Enrico II Imperatore
Figlio di Enrico duca di Baviera e di Gisella, sorella di Corrado re della bassa Borgogna, nacque nel 973.
Avviato in un primo tempo alla carriera ecclesiastica, la interruppe allorché il padre, che era stato privato del feudo per ribellione al re di Germania, fu reintegrato nei suoi possessi. Divenuto duca di Baviera nel 995, alla morte di Ottone III, dopo una lotta con i vari pretendenti, fu incoronato re di Germania in Aquisgrana (8 settembre 1002). Gl'inizi del suo regno furono funestati dalla rivolta dei vari feudatari, e dalla lotta con Boleslao duca di Polonia, che si protrasse con alterne vicende dal 1003 al 1018.

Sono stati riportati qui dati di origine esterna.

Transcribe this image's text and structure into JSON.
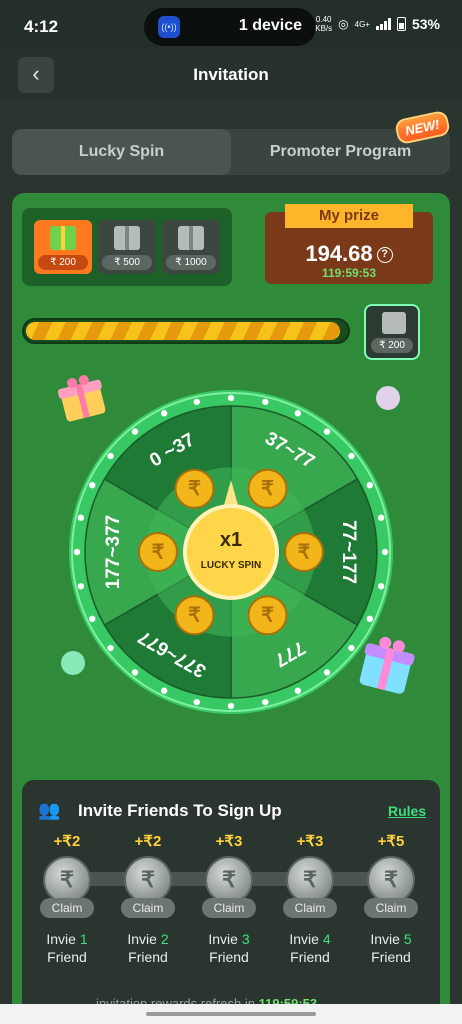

In conformità con la politica degli Ottoni, E. intervenne nelle cose d'Italia, e, sconfitto Arduino Marchese d'Ivrea re d'Italia dal 1002, nel 1004 fu incoronato a Pavia. Scese nuovamente in Italia nel 1013 per porre fine ai disordini a Roma dove due papi, l'uno, Gregorio, appoggiato dai Crescenzi, l'altro, Benedetto VIII, dai conti di Tuscolo, si contendevano la tiara. E. appoggiò il Tuscolano che il 14 febbraio 1014 lo incoronò imperatore. La terza discesa in Italia (1021-1022) ebbe quale fine l'affermazione dei diritti imperiali nelle terre meridionali, ma la spedizione ebbe scarso successo, e una pestilenza scoppiata fra le truppe convinse l'imperatore a tornare in patria ove morì poco dopo (13 luglio 1024): con lui si estinse la casa di Sassonia.
E. fu un sovrano profondamente pio e sollecito della riforma della Chiesa, sul governo della quale però esercitò una notevole influenza, conformemente alla politica dei suoi predecessori; venne canonizzato da Eugenio III nel 1046.
D., che non ha un interesse specifico per E., lo cita solamente quale protagonista di un episodio narrato da Vincenzo di Beauvais e ricordato per esemplificare che l'uomo è degno di loda e di vituperio solo in quelle cose che sono in sua podestà di fare o di non fare ... Onde noi non dovemo vituperare l'uomo perché sia del corpo da sua nativitade laido, però che non fu in sua podestà farsi bello ... E così non dovemo lodare l'uomo per biltade che abbia da sua nativitade ne lo suo corpo, ché non fu ello di ciò fattore, ma dovemo lodare l'artefice, cioè la natura umana... E però disse bene lo prete a lo 'mperadore, che ridea e schernia la laidezza del suo corpo: " Dio è segnore: esso fece noi e non essi noi " (Cv III IV 6-8).
Bibl. - B. Bartoli, Arrigo II in Italia, Bologna 1896, passim; L. Duchesne, I primi tempi dello Stato pontificio, Torino 1967, ad indicem; si veda inoltre The Cambridge Medieval History, III, Cambridge 1924, 143-261 passim.